Heartbroken2013 ( member #39722) posted at 10:32 AM on Thursday, January 2nd, 2014
I am ging to have to disagree with the others on here and im sorry if this causes offence to those others who have by no means given you their honest opinion and good advice.
but for me ...
I wouldn't tell!
This happened over 8 years ago! You have since had 2 children, and are pregnant yourself. You have proved you have changed, what would be the point in raking all this up and having your wife hurt to the point where she will never look at you in the same light again.
I can honestly put my hand on my heart and say ...
I wish I didn't know that my husband had an EA!
I got some truth Nov 2012 but the devastating news came 11 mths later in Oct and I truly wish I hadn't known. I wish he hadn't told me, or that if he had told me in the beginning.
Nearly a year later was too much for me and every day I hurt.

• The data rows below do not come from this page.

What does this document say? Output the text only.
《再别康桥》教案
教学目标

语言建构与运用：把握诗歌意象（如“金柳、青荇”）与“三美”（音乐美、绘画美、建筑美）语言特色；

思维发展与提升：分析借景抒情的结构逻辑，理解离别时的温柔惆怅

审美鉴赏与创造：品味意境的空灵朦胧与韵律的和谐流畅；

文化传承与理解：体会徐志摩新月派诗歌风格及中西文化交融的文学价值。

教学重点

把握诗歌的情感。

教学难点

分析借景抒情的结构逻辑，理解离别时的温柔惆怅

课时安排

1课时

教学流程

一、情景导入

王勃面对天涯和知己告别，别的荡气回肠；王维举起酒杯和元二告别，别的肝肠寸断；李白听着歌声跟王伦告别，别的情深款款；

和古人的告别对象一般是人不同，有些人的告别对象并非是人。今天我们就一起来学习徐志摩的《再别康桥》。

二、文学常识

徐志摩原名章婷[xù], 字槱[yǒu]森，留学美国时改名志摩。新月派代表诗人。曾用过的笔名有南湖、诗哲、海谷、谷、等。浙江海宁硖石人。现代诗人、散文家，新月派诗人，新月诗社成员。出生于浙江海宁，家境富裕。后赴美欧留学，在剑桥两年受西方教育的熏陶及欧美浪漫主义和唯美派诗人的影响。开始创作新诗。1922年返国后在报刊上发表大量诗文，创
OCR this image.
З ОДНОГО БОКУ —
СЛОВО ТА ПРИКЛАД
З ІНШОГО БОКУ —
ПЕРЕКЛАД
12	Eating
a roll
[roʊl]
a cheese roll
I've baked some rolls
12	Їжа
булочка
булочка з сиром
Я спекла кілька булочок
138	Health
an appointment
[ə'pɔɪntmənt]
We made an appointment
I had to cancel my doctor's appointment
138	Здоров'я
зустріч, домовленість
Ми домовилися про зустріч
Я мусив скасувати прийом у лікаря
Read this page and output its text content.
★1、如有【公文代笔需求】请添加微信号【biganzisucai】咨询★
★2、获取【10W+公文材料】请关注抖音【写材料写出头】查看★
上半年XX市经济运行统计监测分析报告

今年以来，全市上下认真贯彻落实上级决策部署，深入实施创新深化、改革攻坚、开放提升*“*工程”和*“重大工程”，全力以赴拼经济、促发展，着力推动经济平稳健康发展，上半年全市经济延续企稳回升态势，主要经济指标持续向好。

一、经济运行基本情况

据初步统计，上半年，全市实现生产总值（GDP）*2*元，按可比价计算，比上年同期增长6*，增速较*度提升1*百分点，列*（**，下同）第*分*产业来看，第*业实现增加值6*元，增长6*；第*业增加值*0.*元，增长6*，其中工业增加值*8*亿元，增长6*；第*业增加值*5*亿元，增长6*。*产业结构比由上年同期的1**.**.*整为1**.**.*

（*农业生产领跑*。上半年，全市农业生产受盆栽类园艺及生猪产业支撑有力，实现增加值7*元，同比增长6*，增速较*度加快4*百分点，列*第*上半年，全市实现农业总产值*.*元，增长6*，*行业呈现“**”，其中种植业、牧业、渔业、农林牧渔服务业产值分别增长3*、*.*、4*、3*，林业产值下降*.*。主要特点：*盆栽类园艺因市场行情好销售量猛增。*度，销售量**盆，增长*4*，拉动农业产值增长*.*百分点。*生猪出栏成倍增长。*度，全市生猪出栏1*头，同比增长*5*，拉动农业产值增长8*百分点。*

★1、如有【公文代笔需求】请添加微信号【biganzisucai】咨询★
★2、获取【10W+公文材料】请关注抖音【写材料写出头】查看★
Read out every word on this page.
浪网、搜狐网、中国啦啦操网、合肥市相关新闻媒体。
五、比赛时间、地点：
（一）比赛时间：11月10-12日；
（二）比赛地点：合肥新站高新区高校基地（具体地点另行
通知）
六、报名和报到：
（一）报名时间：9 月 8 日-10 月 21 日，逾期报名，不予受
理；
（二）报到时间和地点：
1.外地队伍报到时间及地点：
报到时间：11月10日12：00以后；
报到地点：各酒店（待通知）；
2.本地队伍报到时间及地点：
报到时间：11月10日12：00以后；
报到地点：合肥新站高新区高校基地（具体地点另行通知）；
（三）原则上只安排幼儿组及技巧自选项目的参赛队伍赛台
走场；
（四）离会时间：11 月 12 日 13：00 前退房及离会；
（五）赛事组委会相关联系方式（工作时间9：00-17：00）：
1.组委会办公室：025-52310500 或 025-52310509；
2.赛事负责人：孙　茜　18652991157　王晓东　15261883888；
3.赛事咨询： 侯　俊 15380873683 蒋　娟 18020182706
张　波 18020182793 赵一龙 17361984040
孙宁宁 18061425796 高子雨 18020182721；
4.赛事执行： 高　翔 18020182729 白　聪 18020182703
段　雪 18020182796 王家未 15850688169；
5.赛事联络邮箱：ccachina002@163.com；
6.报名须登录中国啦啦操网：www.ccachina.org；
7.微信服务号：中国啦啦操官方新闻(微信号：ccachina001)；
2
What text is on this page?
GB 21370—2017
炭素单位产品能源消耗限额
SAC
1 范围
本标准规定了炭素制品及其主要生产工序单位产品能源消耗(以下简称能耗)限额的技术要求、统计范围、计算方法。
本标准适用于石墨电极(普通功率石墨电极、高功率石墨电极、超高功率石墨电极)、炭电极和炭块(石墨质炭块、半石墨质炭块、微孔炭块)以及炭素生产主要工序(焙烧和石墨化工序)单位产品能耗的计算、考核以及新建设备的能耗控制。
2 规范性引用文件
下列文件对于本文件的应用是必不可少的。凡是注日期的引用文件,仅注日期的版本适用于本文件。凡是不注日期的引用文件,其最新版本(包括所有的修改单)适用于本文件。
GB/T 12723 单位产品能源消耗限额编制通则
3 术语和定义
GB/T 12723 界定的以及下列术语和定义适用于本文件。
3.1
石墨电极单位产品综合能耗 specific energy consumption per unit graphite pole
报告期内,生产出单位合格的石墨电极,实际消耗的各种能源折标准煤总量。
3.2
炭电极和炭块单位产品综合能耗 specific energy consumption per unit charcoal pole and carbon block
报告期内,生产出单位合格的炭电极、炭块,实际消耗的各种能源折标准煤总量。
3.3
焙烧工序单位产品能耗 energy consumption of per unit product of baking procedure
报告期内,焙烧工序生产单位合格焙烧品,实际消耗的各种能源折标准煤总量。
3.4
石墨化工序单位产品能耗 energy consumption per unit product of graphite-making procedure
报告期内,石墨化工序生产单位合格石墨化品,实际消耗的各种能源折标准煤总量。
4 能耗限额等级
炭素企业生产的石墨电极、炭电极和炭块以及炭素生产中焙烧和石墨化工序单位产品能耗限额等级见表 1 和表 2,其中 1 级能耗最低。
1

Please don't hurt your wife anymore. Live with the guilt for the rest of your life - its only fair that you do. But don't hurt your wife any further, she doesn't need to know ... its passed, its finished, don't rake it up!
Me & Hubby = aged 48
Together 16 years
Married 10 years
He had 1 yr EA in chat room then 6mths EA phone/texting with same woman.
Cyber sexed with many OW in chat room for at least 1 year.
notquiteoverit ( member #32919) posted at 5:58 PM on Thursday, January 2nd, 2014
No stop sign here, so I will put in my two cents.
First, a question. Do you love your BS? If so, you have to confess. Your BS has a right to know the truth about the marriage. Your BS also has the right to decide if your two affairs are deal breakers.
Until you confess, you are keeping secrets from your BS. Is this a good basis for a relationship, or is this living a lie? What happens if your BS finds out about your affairs another way?
You are not saving anyone any pain by not confessing. Do the right thing for your BS and confess. If there are questions, answer them truthfully. Trickle truth is almost as bad as not confessing.
Me - BS 50
Him - WS 49
SOW - 52 destitute loser
D-day 1/28/11
rachelc ( member #30314) posted at 6:49 PM on Thursday, January 2nd, 2014
in addition to what everyone else has said, do you really want to have to "trick" someone into staying married to you?